Aside from this lack of respect for our nation’s military, backfilling state governments’ coffers are not a solution to the problem. In fact, bailing out states is more likely to make the problem worse since it is a one-time fix to a systemic problem.
Take my home state of California, for example. For more than a decade, the Golden State chronically overspent, overregulated, and over-taxed, assuming that the economy would keep growing. As California continued to experience housing booms and economic growth, state lawmakers erroneously presumed that this trend would continue. For that reason, lawmakers spent money they didn’t have, betting that it would soon come in. Under these assumptions, total state expenditures ballooned from $103 billion in 2003 to a staggering $145 billion in 2008.
However, California’s liberal spending habits and overregulation soon caught up with the state as our entire nation went into a deep recession. As home values plummeted and businesses fled the state, California’s anticipated paycheck never came in and is now in financial disarray as a result of its imprudent spending policies.
As it stands now, California faces a $20 billion budget shortfall and has the worst credit rating in the nation. It also has the third highest unemployment rate at 12.4 percent and the third highest home foreclosure rate. Many businesses have closed up shop in California and moved to more business-friendly environments and millions of Californians have moved to more livable areas of the country.
If Washington bails out California, the state’s lawmakers will go on with business as usual. Rather than make the tough budgetary decisions needed to bring the state back to a sustainable fiscal course, California will continue its runaway spending.

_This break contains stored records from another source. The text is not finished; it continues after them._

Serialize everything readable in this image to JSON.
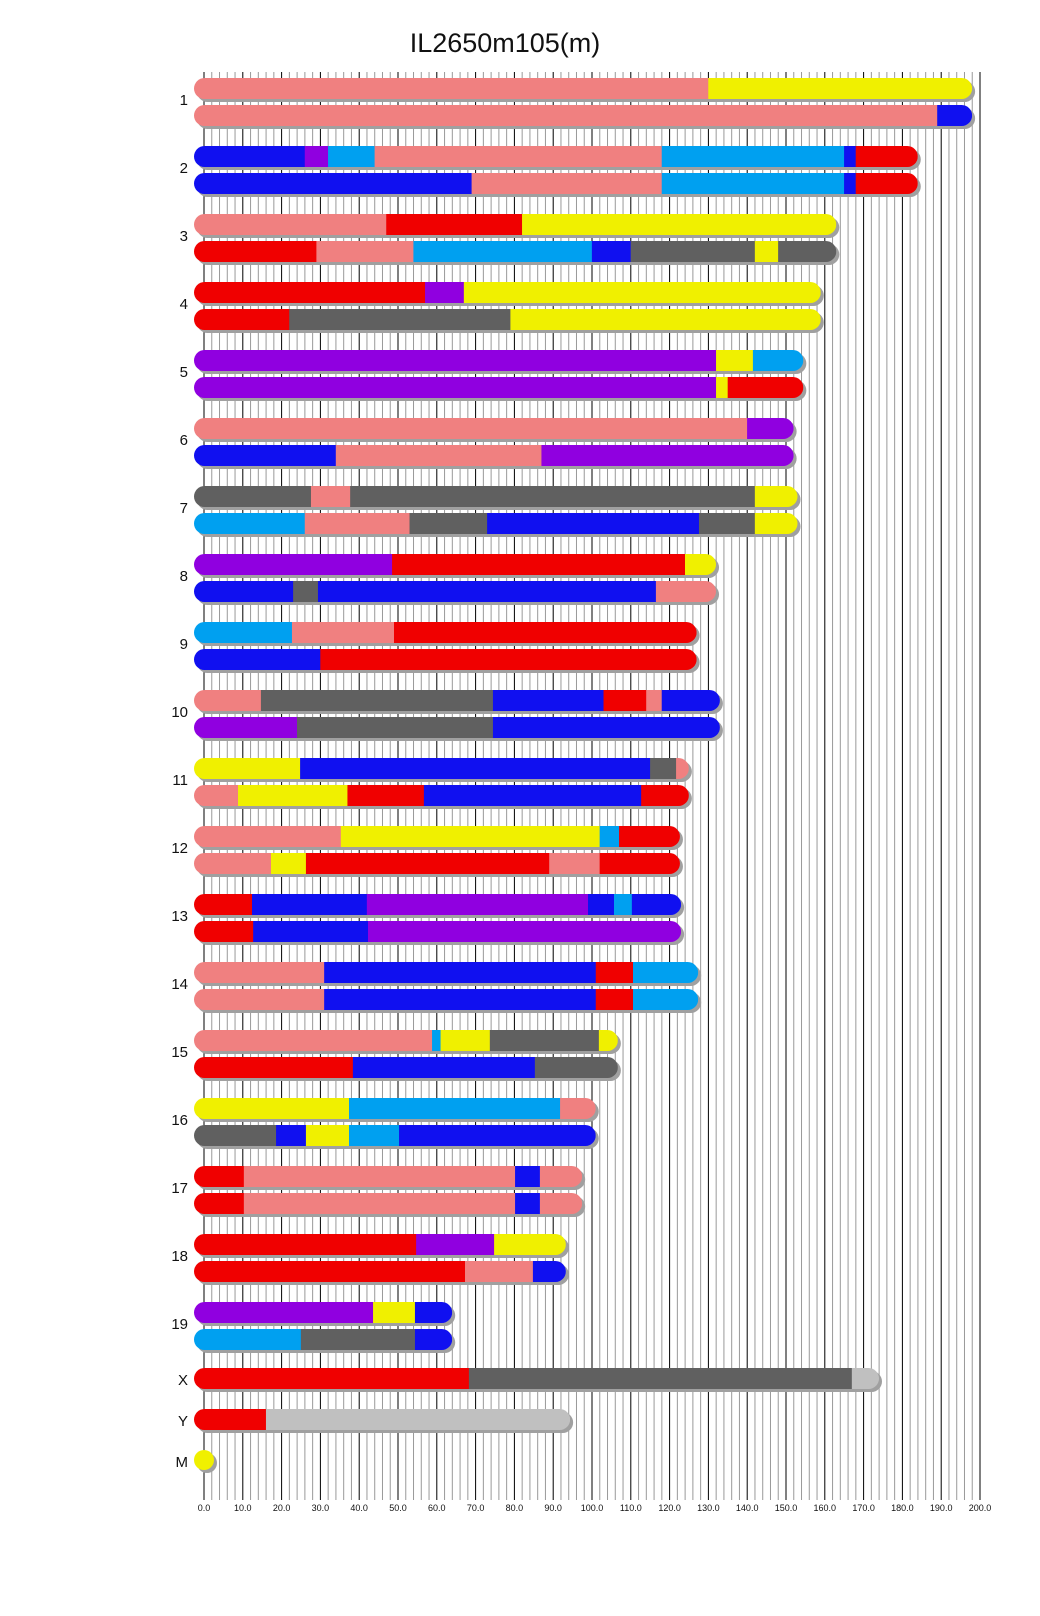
{
  "chart_data": {
    "type": "bar",
    "subtype": "chromosome-painting",
    "title": "IL2650m105(m)",
    "xlabel": "",
    "ylabel": "",
    "xlim": [
      0,
      200
    ],
    "grid": true,
    "ticks": [
      "0.0",
      "10.0",
      "20.0",
      "30.0",
      "40.0",
      "50.0",
      "60.0",
      "70.0",
      "80.0",
      "90.0",
      "100.0",
      "110.0",
      "120.0",
      "130.0",
      "140.0",
      "150.0",
      "160.0",
      "170.0",
      "180.0",
      "190.0",
      "200.0"
    ],
    "colors": {
      "salmon": "#f08080",
      "yellow": "#f0f000",
      "blue": "#1010f0",
      "purple": "#9000e0",
      "lightblue": "#00a0f0",
      "red": "#f00000",
      "gray": "#606060",
      "lightgray": "#c0c0c0"
    },
    "chromosomes": [
      {
        "name": "1",
        "haplotypes": [
          [
            [
              131,
              "salmon"
            ],
            [
              199,
              "yellow"
            ]
          ],
          [
            [
              190,
              "salmon"
            ],
            [
              199,
              "blue"
            ]
          ]
        ]
      },
      {
        "name": "2",
        "haplotypes": [
          [
            [
              27,
              "blue"
            ],
            [
              33,
              "purple"
            ],
            [
              45,
              "lightblue"
            ],
            [
              119,
              "salmon"
            ],
            [
              166,
              "lightblue"
            ],
            [
              169,
              "blue"
            ],
            [
              185,
              "red"
            ]
          ],
          [
            [
              70,
              "blue"
            ],
            [
              119,
              "salmon"
            ],
            [
              166,
              "lightblue"
            ],
            [
              169,
              "blue"
            ],
            [
              185,
              "red"
            ]
          ]
        ]
      },
      {
        "name": "3",
        "haplotypes": [
          [
            [
              48,
              "salmon"
            ],
            [
              83,
              "red"
            ],
            [
              164,
              "yellow"
            ]
          ],
          [
            [
              30,
              "red"
            ],
            [
              55,
              "salmon"
            ],
            [
              101,
              "lightblue"
            ],
            [
              111,
              "blue"
            ],
            [
              143,
              "gray"
            ],
            [
              149,
              "yellow"
            ],
            [
              164,
              "gray"
            ]
          ]
        ]
      },
      {
        "name": "4",
        "haplotypes": [
          [
            [
              58,
              "red"
            ],
            [
              68,
              "purple"
            ],
            [
              160,
              "yellow"
            ]
          ],
          [
            [
              23,
              "red"
            ],
            [
              80,
              "gray"
            ],
            [
              160,
              "yellow"
            ]
          ]
        ]
      },
      {
        "name": "5",
        "haplotypes": [
          [
            [
              133,
              "purple"
            ],
            [
              142.5,
              "yellow"
            ],
            [
              155.5,
              "lightblue"
            ]
          ],
          [
            [
              133,
              "purple"
            ],
            [
              136,
              "yellow"
            ],
            [
              155.5,
              "red"
            ]
          ]
        ]
      },
      {
        "name": "6",
        "haplotypes": [
          [
            [
              141,
              "salmon"
            ],
            [
              153,
              "purple"
            ]
          ],
          [
            [
              35,
              "blue"
            ],
            [
              88,
              "salmon"
            ],
            [
              153,
              "purple"
            ]
          ]
        ]
      },
      {
        "name": "7",
        "haplotypes": [
          [
            [
              28.6,
              "gray"
            ],
            [
              38.7,
              "salmon"
            ],
            [
              143,
              "gray"
            ],
            [
              154,
              "yellow"
            ]
          ],
          [
            [
              27,
              "lightblue"
            ],
            [
              54,
              "salmon"
            ],
            [
              74,
              "gray"
            ],
            [
              128.6,
              "blue"
            ],
            [
              143,
              "gray"
            ],
            [
              154,
              "yellow"
            ]
          ]
        ]
      },
      {
        "name": "8",
        "haplotypes": [
          [
            [
              49.5,
              "purple"
            ],
            [
              125,
              "red"
            ],
            [
              133,
              "yellow"
            ]
          ],
          [
            [
              24,
              "blue"
            ],
            [
              30.4,
              "gray"
            ],
            [
              117.5,
              "blue"
            ],
            [
              133,
              "salmon"
            ]
          ]
        ]
      },
      {
        "name": "9",
        "haplotypes": [
          [
            [
              23.7,
              "lightblue"
            ],
            [
              50,
              "salmon"
            ],
            [
              128,
              "red"
            ]
          ],
          [
            [
              31,
              "blue"
            ],
            [
              128,
              "red"
            ]
          ]
        ]
      },
      {
        "name": "10",
        "haplotypes": [
          [
            [
              15.7,
              "salmon"
            ],
            [
              75.5,
              "gray"
            ],
            [
              104,
              "blue"
            ],
            [
              115,
              "red"
            ],
            [
              119,
              "salmon"
            ],
            [
              134,
              "blue"
            ]
          ],
          [
            [
              25,
              "purple"
            ],
            [
              75.5,
              "gray"
            ],
            [
              134,
              "blue"
            ]
          ]
        ]
      },
      {
        "name": "11",
        "haplotypes": [
          [
            [
              25.8,
              "yellow"
            ],
            [
              116,
              "blue"
            ],
            [
              122.7,
              "gray"
            ],
            [
              126,
              "salmon"
            ]
          ],
          [
            [
              9.8,
              "salmon"
            ],
            [
              38,
              "yellow"
            ],
            [
              57.7,
              "red"
            ],
            [
              113.7,
              "blue"
            ],
            [
              126,
              "red"
            ]
          ]
        ]
      },
      {
        "name": "12",
        "haplotypes": [
          [
            [
              36.3,
              "salmon"
            ],
            [
              103,
              "yellow"
            ],
            [
              108,
              "lightblue"
            ],
            [
              123.7,
              "red"
            ]
          ],
          [
            [
              18.3,
              "salmon"
            ],
            [
              27.3,
              "yellow"
            ],
            [
              90,
              "red"
            ],
            [
              103,
              "salmon"
            ],
            [
              123.7,
              "red"
            ]
          ]
        ]
      },
      {
        "name": "13",
        "haplotypes": [
          [
            [
              13.4,
              "red"
            ],
            [
              43,
              "blue"
            ],
            [
              100,
              "purple"
            ],
            [
              106.7,
              "blue"
            ],
            [
              111.3,
              "lightblue"
            ],
            [
              124,
              "blue"
            ]
          ],
          [
            [
              13.7,
              "red"
            ],
            [
              43.3,
              "blue"
            ],
            [
              124,
              "purple"
            ]
          ]
        ]
      },
      {
        "name": "14",
        "haplotypes": [
          [
            [
              32,
              "salmon"
            ],
            [
              102,
              "blue"
            ],
            [
              111.6,
              "red"
            ],
            [
              128.4,
              "lightblue"
            ]
          ],
          [
            [
              32,
              "salmon"
            ],
            [
              102,
              "blue"
            ],
            [
              111.6,
              "red"
            ],
            [
              128.4,
              "lightblue"
            ]
          ]
        ]
      },
      {
        "name": "15",
        "haplotypes": [
          [
            [
              59.8,
              "salmon"
            ],
            [
              62,
              "lightblue"
            ],
            [
              74.7,
              "yellow"
            ],
            [
              102.8,
              "gray"
            ],
            [
              107.7,
              "yellow"
            ]
          ],
          [
            [
              39.4,
              "red"
            ],
            [
              86.3,
              "blue"
            ],
            [
              107.7,
              "gray"
            ]
          ]
        ]
      },
      {
        "name": "16",
        "haplotypes": [
          [
            [
              38.4,
              "yellow"
            ],
            [
              92.8,
              "lightblue"
            ],
            [
              102,
              "salmon"
            ]
          ],
          [
            [
              19.6,
              "gray"
            ],
            [
              27.3,
              "blue"
            ],
            [
              38.4,
              "yellow"
            ],
            [
              51.3,
              "lightblue"
            ],
            [
              102,
              "blue"
            ]
          ]
        ]
      },
      {
        "name": "17",
        "haplotypes": [
          [
            [
              11.3,
              "red"
            ],
            [
              81.2,
              "salmon"
            ],
            [
              87.6,
              "blue"
            ],
            [
              98.5,
              "salmon"
            ]
          ],
          [
            [
              11.3,
              "red"
            ],
            [
              81.2,
              "salmon"
            ],
            [
              87.6,
              "blue"
            ],
            [
              98.5,
              "salmon"
            ]
          ]
        ]
      },
      {
        "name": "18",
        "haplotypes": [
          [
            [
              55.7,
              "red"
            ],
            [
              75.8,
              "purple"
            ],
            [
              94.3,
              "yellow"
            ]
          ],
          [
            [
              68.3,
              "red"
            ],
            [
              85.8,
              "salmon"
            ],
            [
              94.3,
              "blue"
            ]
          ]
        ]
      },
      {
        "name": "19",
        "haplotypes": [
          [
            [
              44.6,
              "purple"
            ],
            [
              55.4,
              "yellow"
            ],
            [
              65,
              "blue"
            ]
          ],
          [
            [
              26,
              "lightblue"
            ],
            [
              55.4,
              "gray"
            ],
            [
              65,
              "blue"
            ]
          ]
        ]
      },
      {
        "name": "X",
        "haplotypes": [
          [
            [
              69.3,
              "red"
            ],
            [
              168,
              "gray"
            ],
            [
              175,
              "lightgray"
            ]
          ]
        ]
      },
      {
        "name": "Y",
        "haplotypes": [
          [
            [
              17,
              "red"
            ],
            [
              95.4,
              "lightgray"
            ]
          ]
        ]
      },
      {
        "name": "M",
        "haplotypes": [
          [
            [
              0.1,
              "yellow"
            ]
          ]
        ]
      }
    ]
  }
}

Budget shortfalls will be met with increased taxes on residents and businesses, and state lawmakers will assume they’ll get another check in the mail from Uncle Sam.
While bailouts and the status quo are problematic for multiple reasons, the most glaring fact in the bailout debate is that Washington does not have money in hand for another bailout. Washington’s infusion of cash into state governments’ coffers is borrowed money.
At present, our nation is borrowing more money than it takes in. Since President Obama took office in January 2009, he signed legislation into law that resulted in an 84 percent increase in domestic discretionary spending. As a result, our national debt currently stands at $13.1 trillion and, under President Obama’s 2011 budget, is on track to be $20.3 trillion by 2020. That amounts to 90 percent of the Gross Domestic Product. Simply put, our nation’s fiscal path, like California’s, is unsustainable.